Pseudoblabes oophora

Scientific classification
- Kingdom: Animalia
- Phylum: Arthropoda
- Clade: Pancrustacea
- Class: Insecta
- Order: Lepidoptera
- Superfamily: Noctuoidea
- Family: Erebidae
- Subfamily: Arctiinae
- Genus: Pseudoblabes
- Species: P. oophora
- Binomial name: Pseudoblabes oophora Zeller, 1853
- Synonyms: Conchylis flavicostana Walker, 1863;

= Pseudoblabes oophora =

- Authority: Zeller, 1853
- Synonyms: Conchylis flavicostana Walker, 1863

Species of moth

Pseudoblabes oophora is a moth in the subfamily Arctiinae.

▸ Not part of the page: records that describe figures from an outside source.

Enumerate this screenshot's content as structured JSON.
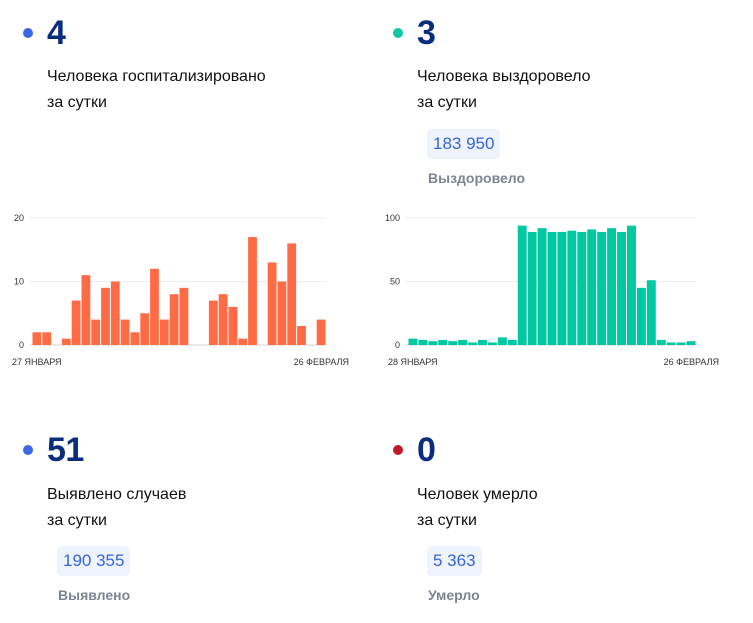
{
  "colors": {
    "number": "#0a2d80",
    "dot_hospitalized": "#3b69e6",
    "dot_recovered": "#10c7a3",
    "dot_cases": "#3b69e6",
    "dot_deaths": "#c4182a",
    "bar_hospitalized": "#ff6b45",
    "bar_recovered": "#00c8a0"
  },
  "hospitalized": {
    "value": "4",
    "label_line1": "Человека госпитализировано",
    "label_line2": "за сутки"
  },
  "recovered": {
    "value": "3",
    "label_line1": "Человека выздоровело",
    "label_line2": "за сутки",
    "total": "183 950",
    "total_label": "Выздоровело"
  },
  "cases": {
    "value": "51",
    "label_line1": "Выявлено случаев",
    "label_line2": "за сутки",
    "total": "190 355",
    "total_label": "Выявлено"
  },
  "deaths": {
    "value": "0",
    "label_line1": "Человек умерло",
    "label_line2": "за сутки",
    "total": "5 363",
    "total_label": "Умерло"
  },
  "chart_data": [
    {
      "type": "bar",
      "title": "Госпитализировано за сутки",
      "x_start_label": "27 ЯНВАРЯ",
      "x_end_label": "26 ФЕВРАЛЯ",
      "ylim": [
        0,
        20
      ],
      "yticks": [
        0,
        10,
        20
      ],
      "values": [
        2,
        2,
        0,
        1,
        7,
        11,
        4,
        9,
        10,
        4,
        2,
        5,
        12,
        4,
        8,
        9,
        0,
        0,
        7,
        8,
        6,
        1,
        17,
        0,
        13,
        10,
        16,
        3,
        0,
        4
      ]
    },
    {
      "type": "bar",
      "title": "Выздоровело за сутки",
      "x_start_label": "28 ЯНВАРЯ",
      "x_end_label": "26 ФЕВРАЛЯ",
      "ylim": [
        0,
        100
      ],
      "yticks": [
        0,
        50,
        100
      ],
      "values": [
        5,
        4,
        3,
        4,
        3,
        4,
        2,
        4,
        2,
        6,
        4,
        94,
        89,
        92,
        89,
        89,
        90,
        89,
        91,
        89,
        92,
        89,
        94,
        45,
        51,
        4,
        2,
        2,
        3
      ]
    }
  ]
}
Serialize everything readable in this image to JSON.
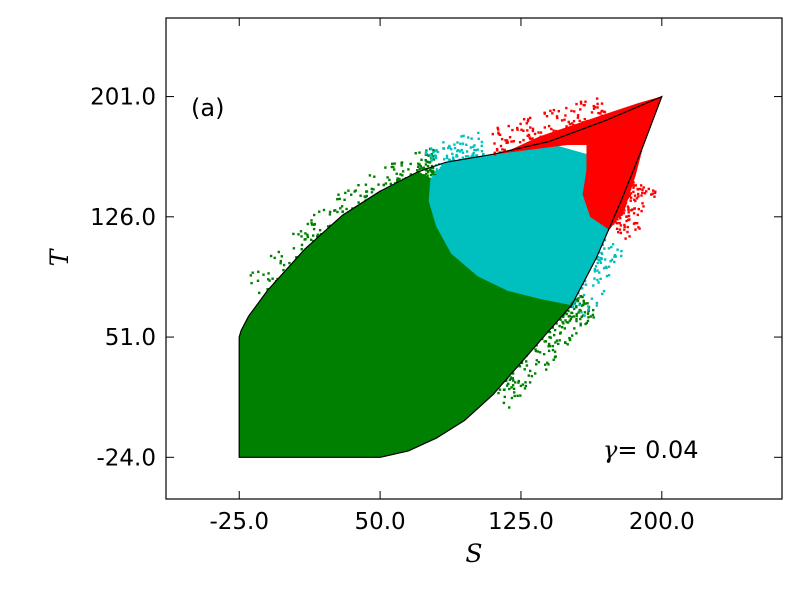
{
  "chart_data": {
    "type": "scatter",
    "title": "",
    "xlabel": "S",
    "ylabel": "T",
    "xlim": [
      -64,
      264
    ],
    "ylim": [
      -50,
      250
    ],
    "xticks": [
      -25,
      50,
      125,
      200
    ],
    "xtick_labels": [
      "-25.0",
      "50.0",
      "125.0",
      "200.0"
    ],
    "yticks": [
      -24,
      51,
      126,
      201
    ],
    "ytick_labels": [
      "-24.0",
      "51.0",
      "126.0",
      "201.0"
    ],
    "panel_label": "(a)",
    "annotation": {
      "symbol": "γ",
      "text": "= 0.04"
    },
    "grid": false,
    "legend": "none",
    "region_boundary": [
      [
        -25,
        -24
      ],
      [
        50,
        -24
      ],
      [
        65,
        -20
      ],
      [
        80,
        -12
      ],
      [
        95,
        -1
      ],
      [
        110,
        15
      ],
      [
        125,
        35
      ],
      [
        140,
        55
      ],
      [
        152,
        71
      ],
      [
        165,
        100
      ],
      [
        178,
        135
      ],
      [
        190,
        170
      ],
      [
        200,
        201
      ],
      [
        170,
        186
      ],
      [
        140,
        173
      ],
      [
        110,
        165
      ],
      [
        85,
        160
      ],
      [
        70,
        154
      ],
      [
        50,
        142
      ],
      [
        30,
        127
      ],
      [
        10,
        106
      ],
      [
        -10,
        80
      ],
      [
        -20,
        64
      ],
      [
        -24,
        55
      ],
      [
        -25,
        51
      ],
      [
        -25,
        -24
      ]
    ],
    "regions": [
      {
        "color": "#008000",
        "points": [
          [
            -25,
            -24
          ],
          [
            50,
            -24
          ],
          [
            65,
            -20
          ],
          [
            80,
            -12
          ],
          [
            95,
            -1
          ],
          [
            110,
            15
          ],
          [
            125,
            35
          ],
          [
            140,
            55
          ],
          [
            152,
            71
          ],
          [
            135,
            75
          ],
          [
            118,
            80
          ],
          [
            102,
            89
          ],
          [
            88,
            103
          ],
          [
            80,
            120
          ],
          [
            76,
            136
          ],
          [
            77,
            150
          ],
          [
            70,
            154
          ],
          [
            50,
            142
          ],
          [
            30,
            127
          ],
          [
            10,
            106
          ],
          [
            -10,
            80
          ],
          [
            -20,
            64
          ],
          [
            -24,
            55
          ],
          [
            -25,
            51
          ]
        ]
      },
      {
        "color": "#00bfbf",
        "points": [
          [
            77,
            150
          ],
          [
            76,
            136
          ],
          [
            80,
            120
          ],
          [
            88,
            103
          ],
          [
            102,
            89
          ],
          [
            118,
            80
          ],
          [
            135,
            75
          ],
          [
            152,
            71
          ],
          [
            165,
            100
          ],
          [
            178,
            135
          ],
          [
            185,
            150
          ],
          [
            175,
            160
          ],
          [
            160,
            165
          ],
          [
            145,
            170
          ],
          [
            130,
            168
          ],
          [
            110,
            165
          ],
          [
            85,
            160
          ]
        ]
      },
      {
        "color": "#ff0000",
        "points": [
          [
            110,
            165
          ],
          [
            130,
            168
          ],
          [
            150,
            171
          ],
          [
            160,
            171
          ],
          [
            160,
            155
          ],
          [
            158,
            140
          ],
          [
            162,
            126
          ],
          [
            172,
            118
          ],
          [
            180,
            130
          ],
          [
            186,
            152
          ],
          [
            190,
            170
          ],
          [
            200,
            201
          ],
          [
            188,
            197
          ],
          [
            170,
            190
          ],
          [
            150,
            182
          ],
          [
            135,
            176
          ],
          [
            120,
            168
          ]
        ]
      }
    ],
    "scatter_spread": [
      {
        "color": "#008000",
        "count": 260,
        "along": [
          [
            -14,
            78
          ],
          [
            10,
            106
          ],
          [
            30,
            127
          ],
          [
            50,
            142
          ],
          [
            70,
            154
          ],
          [
            80,
            156
          ]
        ],
        "side": "upper"
      },
      {
        "color": "#008000",
        "count": 220,
        "along": [
          [
            110,
            15
          ],
          [
            125,
            35
          ],
          [
            140,
            55
          ],
          [
            150,
            68
          ],
          [
            158,
            76
          ]
        ],
        "side": "lower"
      },
      {
        "color": "#00bfbf",
        "count": 120,
        "along": [
          [
            78,
            156
          ],
          [
            90,
            163
          ],
          [
            105,
            166
          ]
        ],
        "side": "upper"
      },
      {
        "color": "#00bfbf",
        "count": 90,
        "along": [
          [
            150,
            68
          ],
          [
            160,
            90
          ],
          [
            170,
            112
          ]
        ],
        "side": "lower"
      },
      {
        "color": "#ff0000",
        "count": 140,
        "along": [
          [
            110,
            168
          ],
          [
            130,
            175
          ],
          [
            150,
            182
          ],
          [
            170,
            190
          ]
        ],
        "side": "upper"
      },
      {
        "color": "#ff0000",
        "count": 110,
        "along": [
          [
            172,
            120
          ],
          [
            180,
            130
          ],
          [
            186,
            148
          ]
        ],
        "side": "lower"
      }
    ]
  }
}
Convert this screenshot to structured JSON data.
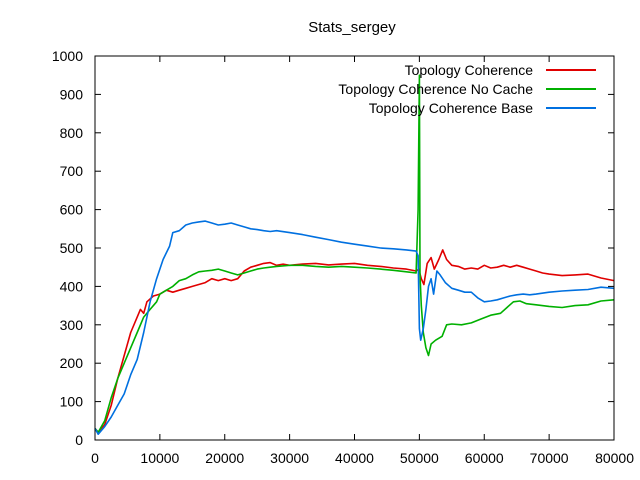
{
  "chart_data": {
    "type": "line",
    "title": "Stats_sergey",
    "xlabel": "",
    "ylabel": "",
    "xlim": [
      0,
      80000
    ],
    "ylim": [
      0,
      1000
    ],
    "xticks": [
      0,
      10000,
      20000,
      30000,
      40000,
      50000,
      60000,
      70000,
      80000
    ],
    "yticks": [
      0,
      100,
      200,
      300,
      400,
      500,
      600,
      700,
      800,
      900,
      1000
    ],
    "grid": false,
    "legend_position": "top-right",
    "series": [
      {
        "name": "Topology Coherence",
        "color": "#e00000",
        "points": [
          [
            0,
            30
          ],
          [
            500,
            20
          ],
          [
            1500,
            40
          ],
          [
            2500,
            90
          ],
          [
            3500,
            160
          ],
          [
            4500,
            220
          ],
          [
            5500,
            280
          ],
          [
            6500,
            320
          ],
          [
            7000,
            340
          ],
          [
            7500,
            330
          ],
          [
            8000,
            360
          ],
          [
            9000,
            375
          ],
          [
            10000,
            380
          ],
          [
            11000,
            390
          ],
          [
            12000,
            385
          ],
          [
            13000,
            390
          ],
          [
            14000,
            395
          ],
          [
            15000,
            400
          ],
          [
            16000,
            405
          ],
          [
            17000,
            410
          ],
          [
            18000,
            420
          ],
          [
            19000,
            415
          ],
          [
            20000,
            420
          ],
          [
            21000,
            415
          ],
          [
            22000,
            420
          ],
          [
            23000,
            440
          ],
          [
            24000,
            450
          ],
          [
            25000,
            455
          ],
          [
            26000,
            460
          ],
          [
            27000,
            462
          ],
          [
            28000,
            455
          ],
          [
            29000,
            458
          ],
          [
            30000,
            455
          ],
          [
            32000,
            458
          ],
          [
            34000,
            460
          ],
          [
            36000,
            456
          ],
          [
            38000,
            458
          ],
          [
            40000,
            460
          ],
          [
            42000,
            455
          ],
          [
            44000,
            452
          ],
          [
            46000,
            448
          ],
          [
            48000,
            445
          ],
          [
            49500,
            440
          ],
          [
            49900,
            445
          ],
          [
            50300,
            420
          ],
          [
            50700,
            405
          ],
          [
            51200,
            460
          ],
          [
            51800,
            475
          ],
          [
            52300,
            445
          ],
          [
            53000,
            470
          ],
          [
            53600,
            495
          ],
          [
            54200,
            470
          ],
          [
            55000,
            455
          ],
          [
            56000,
            452
          ],
          [
            57000,
            445
          ],
          [
            58000,
            448
          ],
          [
            59000,
            445
          ],
          [
            60000,
            455
          ],
          [
            61000,
            448
          ],
          [
            62000,
            450
          ],
          [
            63000,
            455
          ],
          [
            64000,
            450
          ],
          [
            65000,
            455
          ],
          [
            66000,
            450
          ],
          [
            67000,
            445
          ],
          [
            68000,
            440
          ],
          [
            69000,
            435
          ],
          [
            70000,
            432
          ],
          [
            72000,
            428
          ],
          [
            74000,
            430
          ],
          [
            76000,
            432
          ],
          [
            78000,
            422
          ],
          [
            80000,
            415
          ]
        ]
      },
      {
        "name": "Topology Coherence No Cache",
        "color": "#00b000",
        "points": [
          [
            0,
            30
          ],
          [
            500,
            20
          ],
          [
            1500,
            50
          ],
          [
            2500,
            110
          ],
          [
            3500,
            160
          ],
          [
            4500,
            200
          ],
          [
            5500,
            240
          ],
          [
            6500,
            280
          ],
          [
            7500,
            320
          ],
          [
            8500,
            340
          ],
          [
            9500,
            360
          ],
          [
            10000,
            380
          ],
          [
            11000,
            390
          ],
          [
            12000,
            400
          ],
          [
            13000,
            415
          ],
          [
            14000,
            420
          ],
          [
            15000,
            430
          ],
          [
            16000,
            438
          ],
          [
            17000,
            440
          ],
          [
            18000,
            442
          ],
          [
            19000,
            445
          ],
          [
            20000,
            440
          ],
          [
            21000,
            435
          ],
          [
            22000,
            430
          ],
          [
            23000,
            435
          ],
          [
            24000,
            440
          ],
          [
            25000,
            445
          ],
          [
            26000,
            448
          ],
          [
            27000,
            450
          ],
          [
            28000,
            452
          ],
          [
            30000,
            455
          ],
          [
            32000,
            455
          ],
          [
            34000,
            452
          ],
          [
            36000,
            450
          ],
          [
            38000,
            452
          ],
          [
            40000,
            450
          ],
          [
            42000,
            448
          ],
          [
            44000,
            445
          ],
          [
            46000,
            442
          ],
          [
            48000,
            438
          ],
          [
            49500,
            435
          ],
          [
            49800,
            600
          ],
          [
            50000,
            950
          ],
          [
            50100,
            430
          ],
          [
            50300,
            350
          ],
          [
            50600,
            280
          ],
          [
            51000,
            240
          ],
          [
            51400,
            220
          ],
          [
            51800,
            250
          ],
          [
            52500,
            260
          ],
          [
            53500,
            270
          ],
          [
            54200,
            300
          ],
          [
            55000,
            302
          ],
          [
            56500,
            300
          ],
          [
            58000,
            305
          ],
          [
            59500,
            315
          ],
          [
            61000,
            325
          ],
          [
            62500,
            330
          ],
          [
            63500,
            345
          ],
          [
            64500,
            360
          ],
          [
            65500,
            362
          ],
          [
            66500,
            355
          ],
          [
            68000,
            352
          ],
          [
            70000,
            348
          ],
          [
            72000,
            345
          ],
          [
            74000,
            350
          ],
          [
            76000,
            352
          ],
          [
            78000,
            362
          ],
          [
            80000,
            365
          ]
        ]
      },
      {
        "name": "Topology Coherence Base",
        "color": "#0070e0",
        "points": [
          [
            0,
            30
          ],
          [
            500,
            15
          ],
          [
            1500,
            35
          ],
          [
            2500,
            60
          ],
          [
            3500,
            90
          ],
          [
            4500,
            120
          ],
          [
            5500,
            170
          ],
          [
            6500,
            210
          ],
          [
            7500,
            280
          ],
          [
            8500,
            360
          ],
          [
            9500,
            420
          ],
          [
            10500,
            470
          ],
          [
            11500,
            505
          ],
          [
            12000,
            540
          ],
          [
            13000,
            545
          ],
          [
            14000,
            560
          ],
          [
            15000,
            565
          ],
          [
            16000,
            568
          ],
          [
            17000,
            570
          ],
          [
            18000,
            565
          ],
          [
            19000,
            560
          ],
          [
            20000,
            562
          ],
          [
            21000,
            565
          ],
          [
            22000,
            560
          ],
          [
            23000,
            555
          ],
          [
            24000,
            550
          ],
          [
            25000,
            548
          ],
          [
            26000,
            545
          ],
          [
            27000,
            543
          ],
          [
            28000,
            545
          ],
          [
            30000,
            540
          ],
          [
            32000,
            535
          ],
          [
            34000,
            528
          ],
          [
            36000,
            522
          ],
          [
            38000,
            515
          ],
          [
            40000,
            510
          ],
          [
            42000,
            505
          ],
          [
            44000,
            500
          ],
          [
            46000,
            498
          ],
          [
            48000,
            495
          ],
          [
            49500,
            492
          ],
          [
            49800,
            480
          ],
          [
            50000,
            290
          ],
          [
            50200,
            260
          ],
          [
            50600,
            290
          ],
          [
            51000,
            340
          ],
          [
            51400,
            400
          ],
          [
            51800,
            420
          ],
          [
            52200,
            380
          ],
          [
            52700,
            440
          ],
          [
            53200,
            430
          ],
          [
            54000,
            410
          ],
          [
            55000,
            395
          ],
          [
            56000,
            390
          ],
          [
            57000,
            385
          ],
          [
            58000,
            385
          ],
          [
            59000,
            370
          ],
          [
            60000,
            360
          ],
          [
            61000,
            362
          ],
          [
            62000,
            365
          ],
          [
            63000,
            370
          ],
          [
            64000,
            375
          ],
          [
            65000,
            378
          ],
          [
            66000,
            380
          ],
          [
            67000,
            378
          ],
          [
            68000,
            380
          ],
          [
            70000,
            385
          ],
          [
            72000,
            388
          ],
          [
            74000,
            390
          ],
          [
            76000,
            392
          ],
          [
            78000,
            398
          ],
          [
            80000,
            395
          ]
        ]
      }
    ]
  }
}
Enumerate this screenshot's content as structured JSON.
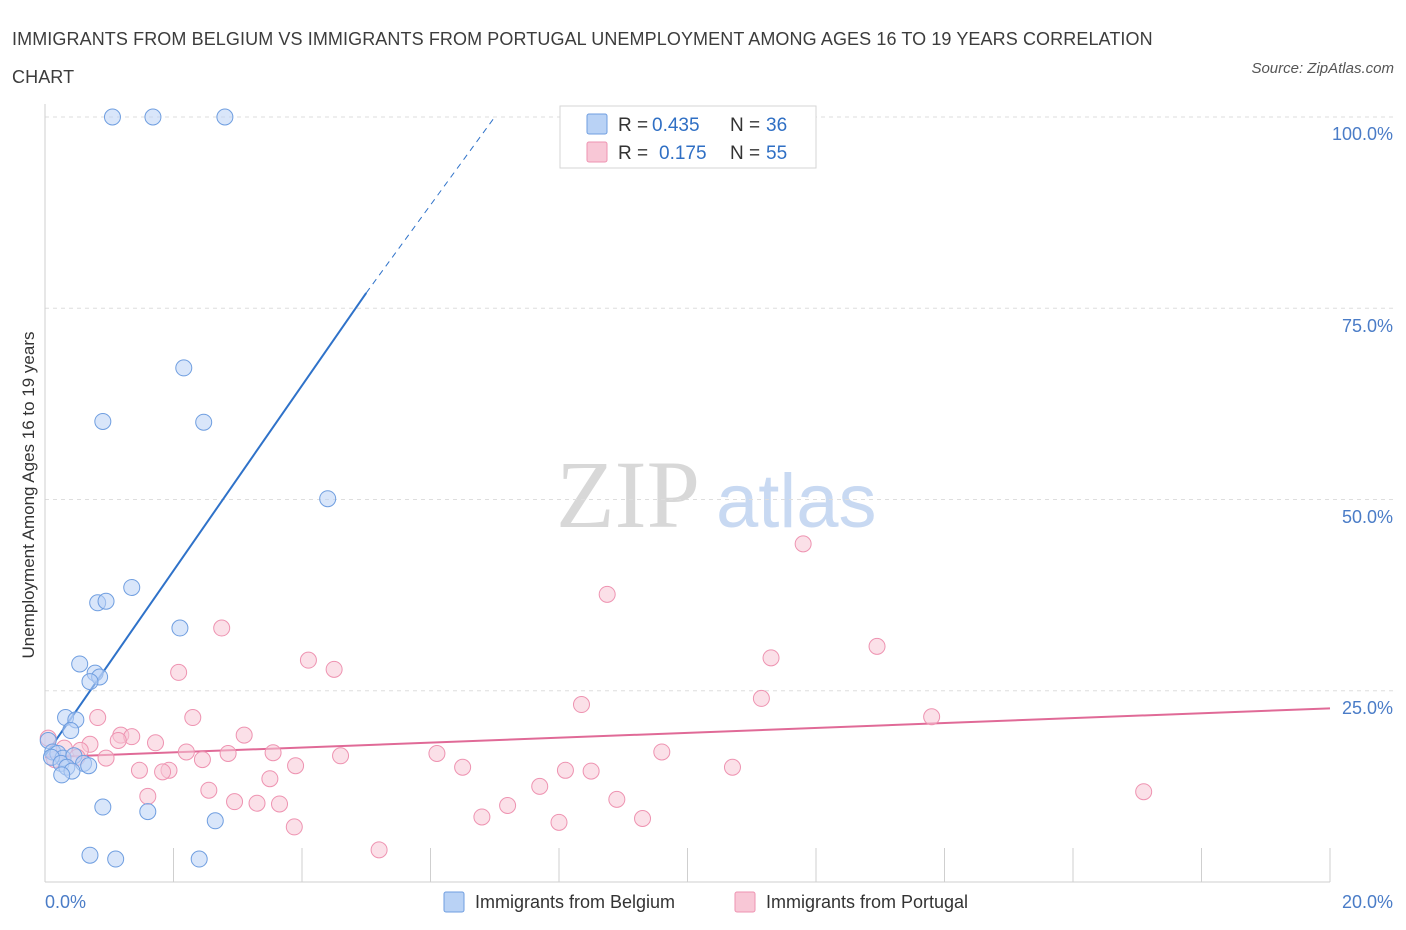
{
  "title": "IMMIGRANTS FROM BELGIUM VS IMMIGRANTS FROM PORTUGAL UNEMPLOYMENT AMONG AGES 16 TO 19 YEARS CORRELATION CHART",
  "source": "Source: ZipAtlas.com",
  "watermark": {
    "zip": "ZIP",
    "atlas": "atlas"
  },
  "legend_box": {
    "row1": {
      "r_label": "R =",
      "r_value": "0.435",
      "n_label": "N =",
      "n_value": "36"
    },
    "row2": {
      "r_label": "R =",
      "r_value": "0.175",
      "n_label": "N =",
      "n_value": "55"
    }
  },
  "colors": {
    "belgium_fill": "#b9d2f5",
    "belgium_stroke": "#6f9ee0",
    "belgium_line": "#2f72c9",
    "portugal_fill": "#f8c7d6",
    "portugal_stroke": "#ee93b1",
    "portugal_line": "#e06a97",
    "tick_text": "#4a7cc7"
  },
  "chart_data": {
    "type": "scatter",
    "title": "IMMIGRANTS FROM BELGIUM VS IMMIGRANTS FROM PORTUGAL UNEMPLOYMENT AMONG AGES 16 TO 19 YEARS CORRELATION CHART",
    "xlabel": "",
    "ylabel": "Unemployment Among Ages 16 to 19 years",
    "xlim": [
      0,
      20
    ],
    "ylim": [
      0,
      100
    ],
    "x_tick_labels": [
      "0.0%",
      "20.0%"
    ],
    "y_tick_labels": [
      "100.0%",
      "75.0%",
      "50.0%",
      "25.0%"
    ],
    "y_tick_values": [
      100,
      75,
      50,
      25
    ],
    "grid": true,
    "legend_position": "top-center",
    "series": [
      {
        "name": "Immigrants from Belgium",
        "R": 0.435,
        "N": 36,
        "trend": {
          "x0": 0,
          "y0": 16.5,
          "x1": 5.0,
          "y1": 77,
          "dashed_to": {
            "x": 7.0,
            "y": 100
          }
        },
        "points": [
          [
            1.05,
            100
          ],
          [
            1.68,
            100
          ],
          [
            2.8,
            100
          ],
          [
            2.16,
            67.2
          ],
          [
            0.9,
            60.2
          ],
          [
            2.47,
            60.1
          ],
          [
            4.4,
            50.1
          ],
          [
            1.35,
            38.5
          ],
          [
            0.82,
            36.5
          ],
          [
            0.95,
            36.7
          ],
          [
            2.1,
            33.2
          ],
          [
            0.54,
            28.5
          ],
          [
            0.78,
            27.3
          ],
          [
            0.85,
            26.8
          ],
          [
            0.7,
            26.2
          ],
          [
            0.32,
            21.5
          ],
          [
            0.48,
            21.2
          ],
          [
            0.4,
            19.8
          ],
          [
            0.05,
            18.5
          ],
          [
            0.12,
            17.0
          ],
          [
            0.2,
            16.8
          ],
          [
            0.28,
            16.2
          ],
          [
            0.1,
            16.3
          ],
          [
            0.25,
            15.5
          ],
          [
            0.45,
            16.5
          ],
          [
            0.6,
            15.5
          ],
          [
            0.68,
            15.2
          ],
          [
            0.34,
            15.0
          ],
          [
            0.42,
            14.5
          ],
          [
            0.26,
            14.0
          ],
          [
            0.9,
            9.8
          ],
          [
            1.6,
            9.2
          ],
          [
            2.65,
            8.0
          ],
          [
            0.7,
            3.5
          ],
          [
            1.1,
            3.0
          ],
          [
            2.4,
            3.0
          ]
        ]
      },
      {
        "name": "Immigrants from Portugal",
        "R": 0.175,
        "N": 55,
        "trend": {
          "x0": 0,
          "y0": 16.3,
          "x1": 20,
          "y1": 22.7
        },
        "points": [
          [
            11.8,
            44.2
          ],
          [
            8.75,
            37.6
          ],
          [
            2.75,
            33.2
          ],
          [
            12.95,
            30.8
          ],
          [
            4.1,
            29.0
          ],
          [
            11.3,
            29.3
          ],
          [
            4.5,
            27.8
          ],
          [
            2.08,
            27.4
          ],
          [
            8.35,
            23.2
          ],
          [
            11.15,
            24.0
          ],
          [
            13.8,
            21.6
          ],
          [
            0.82,
            21.5
          ],
          [
            2.3,
            21.5
          ],
          [
            1.18,
            19.2
          ],
          [
            3.1,
            19.2
          ],
          [
            1.35,
            19.0
          ],
          [
            1.14,
            18.5
          ],
          [
            1.72,
            18.2
          ],
          [
            0.7,
            18.0
          ],
          [
            0.3,
            17.5
          ],
          [
            0.55,
            17.2
          ],
          [
            2.2,
            17.0
          ],
          [
            2.85,
            16.8
          ],
          [
            3.55,
            16.9
          ],
          [
            4.6,
            16.5
          ],
          [
            6.1,
            16.8
          ],
          [
            9.6,
            17.0
          ],
          [
            0.95,
            16.2
          ],
          [
            0.5,
            16.3
          ],
          [
            0.15,
            16.0
          ],
          [
            2.45,
            16.0
          ],
          [
            3.9,
            15.2
          ],
          [
            6.5,
            15.0
          ],
          [
            10.7,
            15.0
          ],
          [
            1.47,
            14.6
          ],
          [
            1.93,
            14.6
          ],
          [
            1.83,
            14.4
          ],
          [
            8.1,
            14.6
          ],
          [
            8.5,
            14.5
          ],
          [
            3.5,
            13.5
          ],
          [
            7.7,
            12.5
          ],
          [
            2.55,
            12.0
          ],
          [
            1.6,
            11.2
          ],
          [
            2.95,
            10.5
          ],
          [
            3.3,
            10.3
          ],
          [
            3.65,
            10.2
          ],
          [
            7.2,
            10.0
          ],
          [
            8.9,
            10.8
          ],
          [
            17.1,
            11.8
          ],
          [
            6.8,
            8.5
          ],
          [
            8.0,
            7.8
          ],
          [
            9.3,
            8.3
          ],
          [
            3.88,
            7.2
          ],
          [
            5.2,
            4.2
          ],
          [
            0.05,
            18.8
          ]
        ]
      }
    ]
  },
  "bottom_legend": {
    "belgium_label": "Immigrants from Belgium",
    "portugal_label": "Immigrants from Portugal"
  }
}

It was described by Philipp Christoph Zeller in 1853. It is found in Assam in India, Sri Lanka, Myanmar, on Java and in Singapore.

==Description==
In the male, the head and thorax are yellowish white. Forewings dark greyish, whereas basal, costal, outer areas yellowish white. The costal band expanding into a patch at the center. Hindwings ochreous. Marginal area slightly suffused with fuscous. In female, hindwings are fuscous with yellow cilia.